I’ve decided to change things up a bit on the compiler project. Instead of writing the tokenizer and parser from scratch, I’m going to check out a new language that’s part of Microsoft’s “Oslo” Project. Oslo includes a language called M, which is primarily designed for developing data models. M is actually three languages, MGraph, MSchema and MGrammar. MGraph is a language for defining abstract graphs, for example:
Universities {
Canada {
BritishColumbia {
SFU {
Name { "Simon Fraser University" },
Location { "Burnaby, BC" }
},
UBC {
Name { "University of British Columbia" },
Location { "Vancouver, BC" }
}
}
}
}
MSchema is a language for defining the schema for these graphs, for example
module Universities {
type University {
Name : Text#100,
Location : Text#100
}
}
Finally, MGrammar is a language for defining custom Domain-Specific Languages (DSLs) which map to MGraph graphs. This is the language that is most useful to this project. After all, a general-purpose programming language is just a DSL where the "Domain" is very broad :). So, I've spent a few hours this week whipping up an MGrammar grammar for Duh, and the results are promising. I’ll be posting some details on that in the next post, but first we need to explore a key concept in compilers, Abstract Syntax Trees.
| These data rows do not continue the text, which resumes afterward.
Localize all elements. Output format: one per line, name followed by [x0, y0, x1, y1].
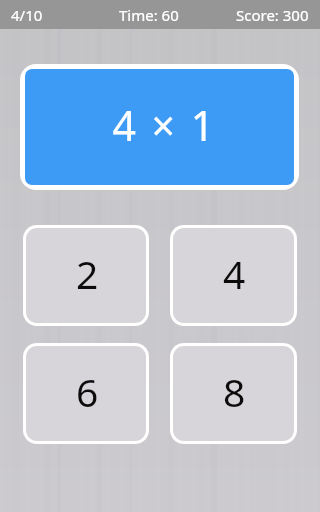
staticText: 6: [76, 365, 99, 418]
staticText: 4 × 1: [112, 97, 217, 153]
button[interactable]: 6: [26, 346, 146, 441]
staticText: 4/10: [11, 5, 43, 25]
button[interactable]: 2: [26, 228, 146, 323]
staticText: Score: 300: [236, 5, 309, 25]
staticText: 4: [223, 247, 246, 300]
button[interactable]: 4 × 1: [25, 69, 294, 185]
staticText: 8: [223, 365, 246, 418]
staticText: 2: [76, 247, 99, 300]
button[interactable]: 4: [173, 228, 294, 323]
staticText: Time: 60: [119, 5, 179, 25]
button[interactable]: 8: [173, 346, 294, 441]
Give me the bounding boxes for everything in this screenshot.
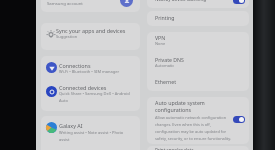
staticText: Nearby device scanning	[155, 0, 207, 2]
button[interactable]: Connections	[41, 56, 140, 82]
button[interactable]: Samsung account	[41, 0, 140, 12]
staticText: Printing	[155, 14, 175, 21]
staticText: Samsung account	[47, 0, 83, 6]
staticText: Automatic	[155, 63, 175, 68]
button[interactable]: Auto update system configurations toggle	[233, 116, 245, 123]
button[interactable]: Ethernet	[147, 74, 249, 91]
button[interactable]: Galaxy AI	[41, 116, 140, 150]
staticText: Connections	[59, 62, 91, 69]
staticText: Galaxy AI	[59, 122, 83, 129]
staticText: Allow automatic network configuration ch…	[155, 115, 232, 141]
staticText: Writing assist • Note assist • Photo ass…	[59, 130, 124, 142]
staticText: Wi-Fi • Bluetooth • SIM manager	[59, 69, 120, 74]
staticText: Sync your apps and devices	[56, 27, 126, 34]
button[interactable]: Printing	[147, 11, 249, 26]
button[interactable]: Connected devices	[41, 82, 140, 111]
staticText: Print spooler data	[155, 147, 194, 150]
button[interactable]: Sync your apps and devices	[41, 23, 140, 50]
button[interactable]: Nearby device scanning	[147, 0, 249, 8]
staticText: VPN	[155, 34, 166, 41]
staticText: Connected devices	[59, 84, 107, 91]
button[interactable]: Private DNS	[147, 53, 249, 74]
staticText: Quick Share • Samsung DeX • Android Auto	[59, 91, 130, 103]
staticText: Auto update system configurations	[155, 99, 205, 114]
button[interactable]: Auto update system configurations	[147, 97, 249, 144]
staticText: None	[155, 41, 166, 46]
button[interactable]: VPN	[147, 32, 249, 53]
staticText: Suggestion	[56, 34, 78, 39]
staticText: Private DNS	[155, 56, 184, 63]
staticText: Ethernet	[155, 78, 177, 85]
button[interactable]: Print spooler data	[147, 146, 249, 150]
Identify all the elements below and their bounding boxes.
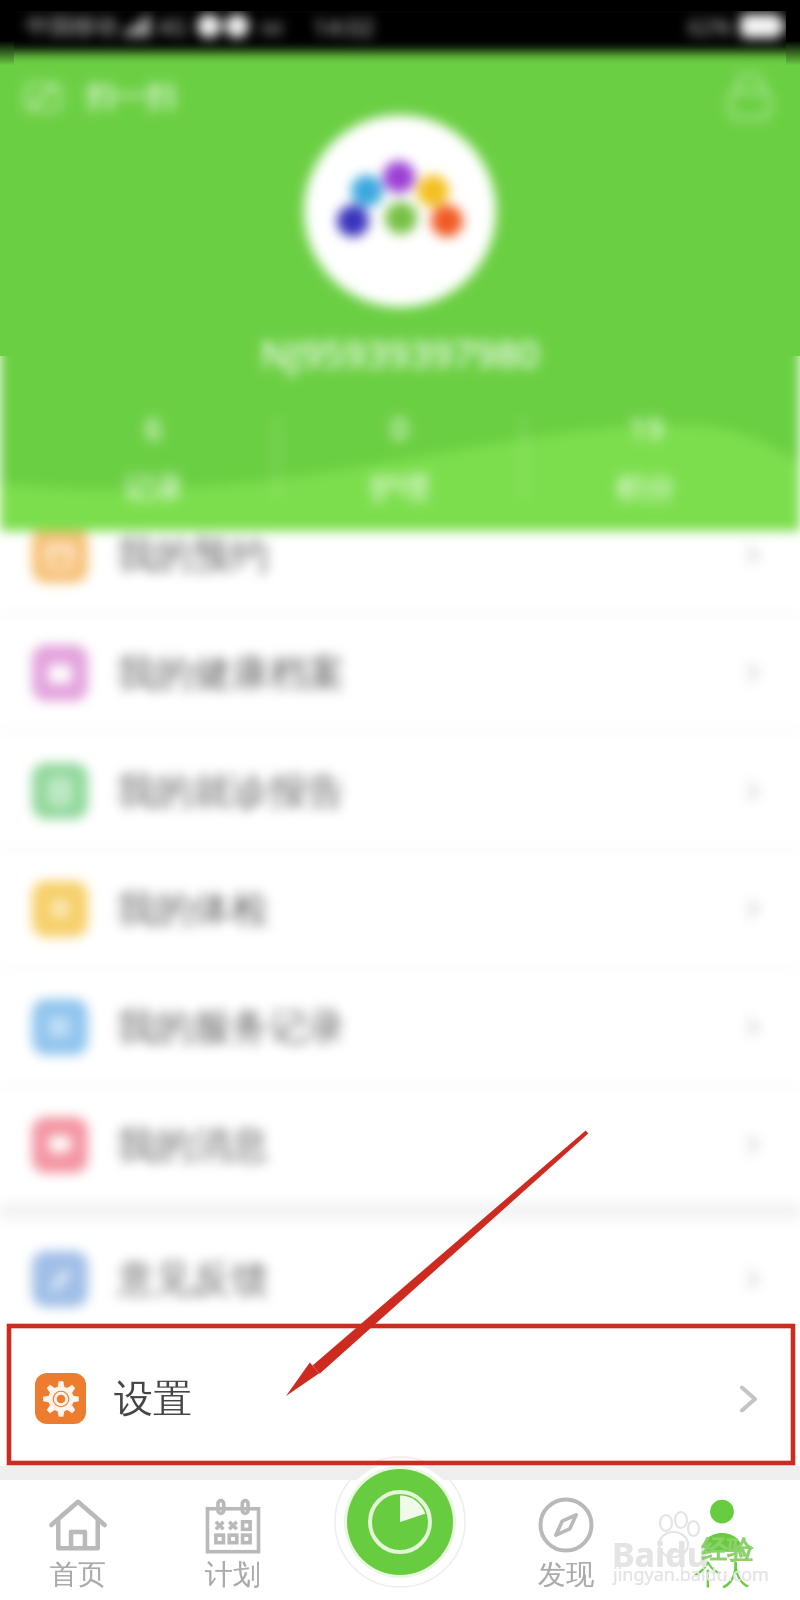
staticText: Baidu: [612, 1531, 709, 1577]
staticText: 14:02: [313, 10, 375, 43]
button[interactable]: 首页: [28, 1466, 128, 1600]
button[interactable]: 我的健康档案: [0, 614, 800, 732]
staticText: 扫一扫: [86, 78, 176, 116]
staticText: 我的消息: [117, 1121, 269, 1169]
staticText: 计划: [205, 1557, 261, 1592]
button[interactable]: 我的就诊报告: [0, 732, 800, 850]
staticText: 护理: [370, 469, 430, 507]
staticText: 经验: [701, 1534, 753, 1567]
button[interactable]: 设置: [0, 1332, 800, 1465]
staticText: 我的服务记录: [117, 1003, 345, 1051]
staticText: 个人: [694, 1557, 750, 1592]
staticText: 0: [391, 408, 409, 449]
button[interactable]: 我的消息: [0, 1086, 800, 1204]
staticText: 首页: [50, 1557, 106, 1592]
button[interactable]: 我的预约: [0, 496, 800, 614]
staticText: 中国移动: [26, 12, 118, 41]
button[interactable]: 开始计时: [347, 1469, 453, 1575]
staticText: 19: [629, 408, 664, 449]
staticText: jingyan.baidu.com: [613, 1562, 769, 1587]
staticText: 设置: [114, 1374, 192, 1423]
staticText: 我的就诊报告: [117, 767, 345, 815]
staticText: 意见反馈: [117, 1255, 269, 1303]
staticText: NJ95939397980: [261, 327, 540, 379]
staticText: 记录: [124, 469, 184, 507]
button[interactable]: 意见反馈: [0, 1220, 800, 1338]
staticText: 积分: [616, 469, 676, 507]
staticText: 我的体检: [117, 885, 269, 933]
button[interactable]: 我的服务记录: [0, 968, 800, 1086]
staticText: 4G: [158, 11, 187, 41]
button[interactable]: 扫一扫: [26, 68, 176, 126]
staticText: 我的健康档案: [117, 649, 345, 697]
staticText: 发现: [538, 1557, 594, 1592]
staticText: 6: [145, 408, 163, 449]
staticText: 62%: [688, 11, 732, 41]
button[interactable]: 我的体检: [0, 850, 800, 968]
button[interactable]: 发现: [516, 1466, 616, 1600]
staticText: 我的预约: [117, 531, 269, 579]
button[interactable]: 消息通知: [724, 71, 776, 123]
button[interactable]: 个人: [672, 1466, 772, 1600]
button[interactable]: 计划: [183, 1466, 283, 1600]
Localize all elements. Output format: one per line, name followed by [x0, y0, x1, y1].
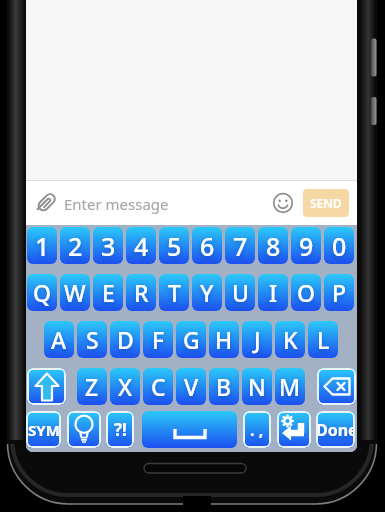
staticText: F	[152, 324, 165, 355]
button[interactable]: 1	[27, 227, 57, 264]
button[interactable]: B	[209, 368, 239, 405]
staticText: U	[232, 277, 249, 308]
staticText: ?!	[114, 418, 127, 441]
staticText: 6	[200, 229, 215, 263]
staticText: SYM	[28, 420, 60, 440]
button[interactable]: E	[93, 274, 123, 311]
button[interactable]: SYM	[26, 411, 61, 448]
staticText: 4	[134, 229, 149, 263]
staticText: N	[248, 371, 266, 402]
staticText: M	[279, 371, 301, 402]
button[interactable]: Y	[192, 274, 222, 311]
staticText: T	[168, 277, 181, 308]
staticText: Q	[33, 277, 52, 308]
staticText: 2	[68, 229, 83, 263]
staticText: B	[216, 371, 232, 402]
staticText: W	[64, 277, 86, 308]
staticText: Enter message	[64, 194, 169, 214]
button[interactable]: 5	[159, 227, 189, 264]
staticText: E	[102, 277, 115, 308]
button[interactable]: A	[44, 321, 74, 358]
staticText: . ,	[250, 419, 264, 441]
button[interactable]: X	[110, 368, 140, 405]
button[interactable]: P	[324, 274, 354, 311]
staticText: Done	[316, 419, 355, 441]
button[interactable]: L	[308, 321, 338, 358]
button[interactable]: N	[242, 368, 272, 405]
button[interactable]: M	[275, 368, 305, 405]
staticText: 7	[233, 229, 248, 263]
staticText: Y	[200, 277, 214, 308]
button[interactable]: Done	[316, 411, 355, 448]
button[interactable]: Z	[77, 368, 107, 405]
button[interactable]: F	[143, 321, 173, 358]
button[interactable]: V	[176, 368, 206, 405]
button[interactable]	[142, 411, 237, 448]
button[interactable]	[271, 191, 295, 215]
button[interactable]: I	[258, 274, 288, 311]
button[interactable]: S	[77, 321, 107, 358]
staticText: S	[86, 324, 99, 355]
button[interactable]: 4	[126, 227, 156, 264]
staticText: 8	[266, 229, 281, 263]
staticText: 9	[299, 229, 314, 263]
button[interactable]: O	[291, 274, 321, 311]
button[interactable]: 3	[93, 227, 123, 264]
staticText: J	[254, 324, 261, 355]
button[interactable]: ?!	[106, 411, 134, 448]
button[interactable]: G	[176, 321, 206, 358]
button[interactable]: 8	[258, 227, 288, 264]
button[interactable]: K	[275, 321, 305, 358]
button[interactable]: J	[242, 321, 272, 358]
button[interactable]: T	[159, 274, 189, 311]
button[interactable]: R	[126, 274, 156, 311]
button[interactable]: 2	[60, 227, 90, 264]
button[interactable]: 0	[324, 227, 354, 264]
staticText: I	[269, 277, 278, 308]
staticText: G	[183, 324, 200, 355]
button[interactable]: 9	[291, 227, 321, 264]
staticText: 1	[35, 229, 50, 263]
staticText: SEND	[310, 195, 342, 211]
staticText: X	[118, 371, 133, 402]
staticText: 3	[101, 229, 116, 263]
button[interactable]: 6	[192, 227, 222, 264]
button[interactable]	[27, 368, 66, 405]
staticText: V	[184, 371, 199, 402]
staticText: A	[51, 324, 67, 355]
button[interactable]: Q	[27, 274, 57, 311]
staticText: K	[283, 324, 298, 355]
button[interactable]: D	[110, 321, 140, 358]
button[interactable]: 7	[225, 227, 255, 264]
staticText: 0	[332, 229, 347, 263]
staticText: H	[215, 324, 233, 355]
button[interactable]: SEND	[303, 189, 349, 217]
staticText: P	[332, 277, 347, 308]
button[interactable]	[33, 190, 59, 216]
staticText: O	[297, 277, 316, 308]
button[interactable]	[317, 368, 356, 405]
staticText: Z	[85, 371, 99, 402]
staticText: D	[117, 324, 134, 355]
button[interactable]: W	[60, 274, 90, 311]
button[interactable]: C	[143, 368, 173, 405]
button[interactable]: U	[225, 274, 255, 311]
button[interactable]	[67, 411, 101, 448]
staticText: C	[151, 371, 166, 402]
button[interactable]: . ,	[243, 411, 271, 448]
button[interactable]: H	[209, 321, 239, 358]
button[interactable]	[277, 411, 311, 448]
staticText: L	[317, 324, 330, 355]
staticText: R	[134, 277, 149, 308]
staticText: 5	[167, 229, 182, 263]
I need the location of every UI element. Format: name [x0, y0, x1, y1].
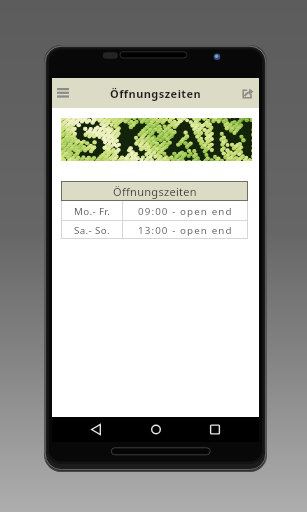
staticText: Öffnungszeiten: [113, 184, 197, 199]
staticText: Mo.- Fr.: [74, 205, 111, 218]
button[interactable]: Menu: [52, 78, 74, 108]
staticText: Öffnungszeiten: [110, 86, 202, 101]
staticText: Sa.- So.: [74, 224, 110, 237]
button[interactable]: Recent apps: [201, 417, 229, 442]
button[interactable]: Home: [142, 417, 170, 442]
button[interactable]: Back: [82, 417, 110, 442]
staticText: 09:00 - open end: [138, 205, 233, 218]
staticText: 13:00 - open end: [138, 224, 233, 237]
button[interactable]: Share: [237, 78, 259, 108]
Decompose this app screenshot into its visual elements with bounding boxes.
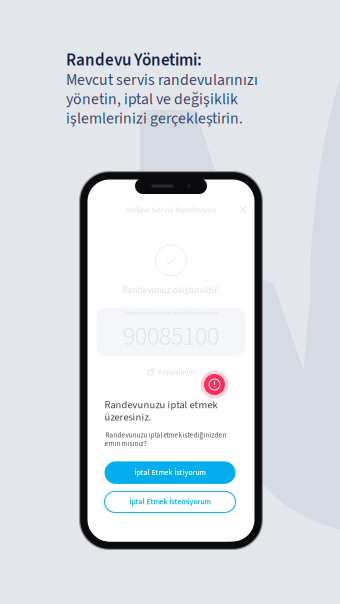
staticText: Mevcut servis randevularınızı <box>66 69 258 91</box>
staticText: yönetin, iptal ve değişiklik <box>66 88 238 111</box>
staticText: Kopyalayın <box>158 366 194 378</box>
staticText: İptal Etmek İstiyorum <box>134 467 206 478</box>
staticText: Randevu Yönetimi: <box>66 48 202 72</box>
staticText: 90085100 <box>123 318 219 355</box>
staticText: Randevunuzu iptal etmek <box>104 398 218 412</box>
button[interactable]: İptal Etmek İstiyorum <box>104 461 236 484</box>
staticText: Randevunuz oluşturuldu! <box>122 284 220 297</box>
staticText: işlemlerinizi gerçekleştirin. <box>66 107 243 130</box>
staticText: İptal Etmek İstemiyorum <box>130 496 210 507</box>
staticText: Online Servis Randevusu <box>126 204 216 216</box>
staticText: üzeresiniz. <box>104 410 152 425</box>
staticText: emin misiniz? <box>104 439 146 449</box>
staticText: Randevunuzu iptal etmek istediğinizden <box>104 430 226 440</box>
staticText: Randevu numaranız aşağıda yer alıyor <box>124 309 218 317</box>
button[interactable]: İptal Etmek İstemiyorum <box>104 491 236 512</box>
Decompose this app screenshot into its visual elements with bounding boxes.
The end goal of the tokenization and parsing phases of a compiler is to produce an Abstract Syntax Tree (or AST) representing the source code. This is probably best illustrated by an example, so consider this expression:
5+6
This is an addition operation, using 5 and 6 as the arguments, which we represent in an AST like this (using the MGraph syntax above):
Add { 5, 6 }
Similarly, more complex expressions can be translated to trees:
5+6*(3+4)
Becomes:
Add { 5, Multiply { 6, Add { 3, 4 } } }
Which represents the following instructions:
- Add 3 and 4
- Multiply that result by 6
- Add 5 to that result
Essentially, we are building up the expression from the bottom of the tree up. This makes it much easier to convert the expression into code.
I’ll post the MGrammar file for the language when I finish it up in a day or so, then its on to writing the code to do the parsing.